Qui fut Cyrano de Bergerac, auteur réputé libertin né en 1619 et prématurément décédé en 1655 ? Beaucoup d’éléments biographiques nous manquent, mais l’on s’est assez récemment avisé qu’il n’était pas Gascon (car natif de Paris) et peu porté sur les femmes (car plutôt sur les hommes)… Ce « n’est pas un mort du commun », écrivait le premier préfacier de ses États et empires de la lune ; on lui prêta en tout cas de nombreux visages. Dès après sa mort, il réapparaît au bout du Pont-Neuf dans le Combat de Cyrano avec le singe de Brioché, récit anonyme et burlesque : c’est une marionnette, un bouffon emporté. Mais deux siècles plus tard, lorsque Théophile Gautier le sort de l’oubli, c’est pour en faire ce héros pourvu d’un grand courage et du long nez dont se saisira Rostand dramaturge : « Si quelqu’un avait le malheur de le regarder et montrait quelque étonnement de voir un nez pareil, vite il lui fallait aller sur le pré » (et Gautier de deviser nasologie, panache et belles aventurières). Tout faux ! s’insurge Edmond de Goncourt au début du XXe : il est temps de laisser place au « vrai » Cyrano, qui très rationaliste « ne buvait guère que de l’eau » et fut « savant physicien ». Faites vos jeux : il y a le Cyrano commedia dell’arte, le Cyrano d’Artagnan, le Cyrano prévoltairien, et encore d’autres, au gré des différents textes que Laurent Calvié réunit dans Cyrano dans tous ses états. Que « du mythique » en somme, puisqu’il ne s’agit pas, dans cette anthologie d’une érudition toute gracieuse, de rétablir une vérité problématique, mais plutôt de se laisser emporter au fil des imaginations diverses.
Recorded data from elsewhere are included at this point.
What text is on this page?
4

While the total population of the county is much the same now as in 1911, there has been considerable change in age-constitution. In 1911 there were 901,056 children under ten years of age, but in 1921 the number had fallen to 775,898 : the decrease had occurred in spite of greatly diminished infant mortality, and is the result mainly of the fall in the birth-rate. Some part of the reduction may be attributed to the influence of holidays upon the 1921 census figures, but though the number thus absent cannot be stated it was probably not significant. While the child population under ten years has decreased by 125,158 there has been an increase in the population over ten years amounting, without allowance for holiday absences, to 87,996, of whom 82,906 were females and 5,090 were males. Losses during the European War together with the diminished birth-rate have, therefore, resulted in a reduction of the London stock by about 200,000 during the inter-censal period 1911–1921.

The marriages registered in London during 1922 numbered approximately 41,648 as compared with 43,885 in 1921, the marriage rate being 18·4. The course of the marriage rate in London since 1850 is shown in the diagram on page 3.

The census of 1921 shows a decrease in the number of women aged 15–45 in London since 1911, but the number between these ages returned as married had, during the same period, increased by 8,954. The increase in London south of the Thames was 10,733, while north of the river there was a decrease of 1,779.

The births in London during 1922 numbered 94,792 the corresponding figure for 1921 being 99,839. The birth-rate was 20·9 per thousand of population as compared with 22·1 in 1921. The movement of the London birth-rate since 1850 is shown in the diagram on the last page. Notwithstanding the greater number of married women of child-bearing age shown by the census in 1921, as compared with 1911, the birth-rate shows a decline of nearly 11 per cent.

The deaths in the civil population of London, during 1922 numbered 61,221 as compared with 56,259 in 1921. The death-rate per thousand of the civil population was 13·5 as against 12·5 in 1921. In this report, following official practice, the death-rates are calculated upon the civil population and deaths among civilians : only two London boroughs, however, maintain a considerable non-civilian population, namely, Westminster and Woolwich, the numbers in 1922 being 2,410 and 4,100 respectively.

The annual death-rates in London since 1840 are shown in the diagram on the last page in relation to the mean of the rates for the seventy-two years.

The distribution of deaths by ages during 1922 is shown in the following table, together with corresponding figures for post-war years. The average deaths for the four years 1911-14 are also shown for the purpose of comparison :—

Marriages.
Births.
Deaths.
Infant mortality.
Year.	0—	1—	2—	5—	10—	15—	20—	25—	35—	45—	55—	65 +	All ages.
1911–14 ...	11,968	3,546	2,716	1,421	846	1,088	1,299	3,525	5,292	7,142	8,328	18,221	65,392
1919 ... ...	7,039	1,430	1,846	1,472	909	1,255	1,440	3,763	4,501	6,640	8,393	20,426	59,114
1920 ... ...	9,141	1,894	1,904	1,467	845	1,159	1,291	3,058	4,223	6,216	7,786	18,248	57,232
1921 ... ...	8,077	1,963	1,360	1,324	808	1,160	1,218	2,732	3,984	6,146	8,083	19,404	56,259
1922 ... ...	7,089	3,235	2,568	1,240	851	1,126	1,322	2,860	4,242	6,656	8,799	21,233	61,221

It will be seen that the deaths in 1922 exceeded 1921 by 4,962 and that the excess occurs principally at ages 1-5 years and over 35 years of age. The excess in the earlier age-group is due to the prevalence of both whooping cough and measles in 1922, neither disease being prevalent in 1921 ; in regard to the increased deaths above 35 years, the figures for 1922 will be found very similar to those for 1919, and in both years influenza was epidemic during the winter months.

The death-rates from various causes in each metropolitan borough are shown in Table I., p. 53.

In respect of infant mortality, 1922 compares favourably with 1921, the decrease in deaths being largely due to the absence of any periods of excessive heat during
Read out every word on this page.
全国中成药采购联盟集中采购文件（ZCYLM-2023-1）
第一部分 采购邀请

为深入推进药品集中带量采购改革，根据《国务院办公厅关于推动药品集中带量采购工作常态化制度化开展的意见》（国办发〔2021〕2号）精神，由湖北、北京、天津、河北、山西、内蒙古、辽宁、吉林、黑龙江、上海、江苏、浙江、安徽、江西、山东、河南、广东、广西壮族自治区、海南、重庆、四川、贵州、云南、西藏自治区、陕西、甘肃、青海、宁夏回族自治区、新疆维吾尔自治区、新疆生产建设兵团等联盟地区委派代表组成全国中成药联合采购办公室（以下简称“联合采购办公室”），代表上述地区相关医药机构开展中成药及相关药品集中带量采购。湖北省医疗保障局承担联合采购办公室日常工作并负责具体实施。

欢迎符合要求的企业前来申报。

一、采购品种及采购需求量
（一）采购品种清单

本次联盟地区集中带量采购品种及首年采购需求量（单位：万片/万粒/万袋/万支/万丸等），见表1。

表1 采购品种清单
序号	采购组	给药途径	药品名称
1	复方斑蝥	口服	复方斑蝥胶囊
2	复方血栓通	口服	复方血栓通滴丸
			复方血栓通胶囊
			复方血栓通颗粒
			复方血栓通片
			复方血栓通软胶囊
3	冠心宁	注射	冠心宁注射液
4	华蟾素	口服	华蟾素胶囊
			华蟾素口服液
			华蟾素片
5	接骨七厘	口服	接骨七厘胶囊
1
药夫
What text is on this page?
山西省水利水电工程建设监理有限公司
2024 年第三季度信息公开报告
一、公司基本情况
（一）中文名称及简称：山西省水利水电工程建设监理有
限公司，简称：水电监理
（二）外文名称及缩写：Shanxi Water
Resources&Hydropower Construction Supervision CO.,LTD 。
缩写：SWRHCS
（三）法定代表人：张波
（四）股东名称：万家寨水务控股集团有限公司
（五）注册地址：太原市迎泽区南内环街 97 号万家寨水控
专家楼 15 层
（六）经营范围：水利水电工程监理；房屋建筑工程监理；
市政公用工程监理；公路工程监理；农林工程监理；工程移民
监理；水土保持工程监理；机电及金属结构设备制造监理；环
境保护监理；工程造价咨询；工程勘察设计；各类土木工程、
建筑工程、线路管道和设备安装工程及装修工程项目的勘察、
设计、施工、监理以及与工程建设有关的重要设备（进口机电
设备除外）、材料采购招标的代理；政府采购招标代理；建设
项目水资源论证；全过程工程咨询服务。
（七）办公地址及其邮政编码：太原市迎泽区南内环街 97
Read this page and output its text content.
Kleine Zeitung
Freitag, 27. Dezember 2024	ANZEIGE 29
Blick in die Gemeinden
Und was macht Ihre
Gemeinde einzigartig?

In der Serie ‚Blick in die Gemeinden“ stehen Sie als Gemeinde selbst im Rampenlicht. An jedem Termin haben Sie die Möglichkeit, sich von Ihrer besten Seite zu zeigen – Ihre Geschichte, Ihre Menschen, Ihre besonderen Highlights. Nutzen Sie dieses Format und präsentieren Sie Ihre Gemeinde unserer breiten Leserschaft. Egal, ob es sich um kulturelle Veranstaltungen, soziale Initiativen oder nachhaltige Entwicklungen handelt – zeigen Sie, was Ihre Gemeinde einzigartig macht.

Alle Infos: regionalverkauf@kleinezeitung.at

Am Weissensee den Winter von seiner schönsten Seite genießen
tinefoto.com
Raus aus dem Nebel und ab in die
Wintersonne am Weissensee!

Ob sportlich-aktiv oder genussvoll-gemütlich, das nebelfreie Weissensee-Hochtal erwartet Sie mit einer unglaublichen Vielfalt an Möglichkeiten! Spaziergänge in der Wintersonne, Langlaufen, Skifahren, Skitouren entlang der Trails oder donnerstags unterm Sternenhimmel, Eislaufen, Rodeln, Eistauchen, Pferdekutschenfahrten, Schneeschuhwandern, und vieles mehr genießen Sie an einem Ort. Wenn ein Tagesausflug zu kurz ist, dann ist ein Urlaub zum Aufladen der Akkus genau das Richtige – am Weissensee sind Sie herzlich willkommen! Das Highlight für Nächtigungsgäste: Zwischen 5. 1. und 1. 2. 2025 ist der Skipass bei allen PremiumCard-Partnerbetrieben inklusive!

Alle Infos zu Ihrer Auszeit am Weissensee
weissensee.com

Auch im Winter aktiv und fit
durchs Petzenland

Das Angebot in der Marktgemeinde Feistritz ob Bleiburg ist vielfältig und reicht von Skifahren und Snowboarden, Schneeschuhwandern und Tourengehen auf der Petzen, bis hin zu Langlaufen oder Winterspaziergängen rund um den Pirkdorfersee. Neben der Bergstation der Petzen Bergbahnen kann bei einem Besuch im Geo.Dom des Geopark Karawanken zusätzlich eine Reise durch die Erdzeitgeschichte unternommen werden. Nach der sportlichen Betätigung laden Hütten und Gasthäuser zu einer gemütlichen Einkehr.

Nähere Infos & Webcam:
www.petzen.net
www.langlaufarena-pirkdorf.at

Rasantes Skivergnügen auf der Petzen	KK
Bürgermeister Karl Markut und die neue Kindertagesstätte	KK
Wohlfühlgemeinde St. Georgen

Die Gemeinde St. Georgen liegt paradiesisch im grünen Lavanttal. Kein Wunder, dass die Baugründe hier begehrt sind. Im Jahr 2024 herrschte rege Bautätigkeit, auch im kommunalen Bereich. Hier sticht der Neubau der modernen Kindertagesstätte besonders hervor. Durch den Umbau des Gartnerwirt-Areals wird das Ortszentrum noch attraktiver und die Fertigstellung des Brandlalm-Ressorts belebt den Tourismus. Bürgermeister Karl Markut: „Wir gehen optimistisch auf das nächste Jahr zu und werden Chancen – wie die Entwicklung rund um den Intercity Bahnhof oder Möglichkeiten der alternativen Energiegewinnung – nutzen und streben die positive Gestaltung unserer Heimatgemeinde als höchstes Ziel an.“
Au lecteur, alors, « de suivre sa mode et de se façonner à son tour son propre Cyrano « .
 » Cyrano fut un caméléon imaginatif, fantasque et paradoxal, et c’est là, bien davantage encore que dans les pans obscurs de sa biographie, que réside la cause de son héroïsation, de sa
mythification et de son apothéose », écrit Calvié dans sa préface. C’est à ces imaginations et paradoxes que l’universitaire Jean-Charles Darmon, étudiant les œuvres de Cyrano, consacre son étude. Il rappelle le jugement de Blanchot, selon lequel Cyrano fut « terriblement écrivain ». Entendons par là qu’on ne saurait le cantonner à tel ou tel courant de pensée, chaque théorie étant débordée sous sa plume par un « mouvement d’invention langagière et formelle ». Pointes, ironies, invention, railleries, équivoques, burlesque, hyperboles et éclat des figures combinent ainsi une sorte de « dévoiement esthétique ». Pour Cyrano, écrire une lettre « Contre l’hiver » et « Pour le printemps « , » Contre les sorciers » puis « Pour les sorciers », n’est-ce pas mettre en scène son esprit plutôt que défendre telle ou telle position ? Et les insultes mêmes semblent avoir pour premier objet de « désennuyer le langage » : c’est avec ce langage que le bretteur engage alors son principal combat. En même temps, on ne saurait tout renvoyer à la gratuité d’un jeu verbal : simuler la perte de raison permet de dissimuler la charge transgressive des propos, et d’échapper alors aux censeurs ; de plus, la mobilité des points de vue a pour vertu de traduire la perte de position stable à laquelle condamnent les découvertes galiléennes. Quel méli-mélo.
En guise d’épilogue, Darmon n’a plus qu’à titrer « l’ironie à l’infini » : ses analyses ardues nous laissent un peu lessivés et assez convaincus. Mais taraudés par un doute. Si le Cyrano du Songe libertin évite les déformations romantiques ou positivistes, il n’est pas dit qu’il ne constitue une nouvelle recréation, au prisme d’une époque fascinée par les pertes de sens et les décentrements de parole.

Cyrano
de Bergerac dans tous ses états

(Textes choisis et établis par Laurent Calvié)
Anacharsis
238 pages, 16
Le Songe libertin
Jean-Charles
Darmon
Klincksieck
286 pages, 17

L’écrivain terrible Par Gilles Magniont
Le Matricule des Anges n°59 , janvier 2005.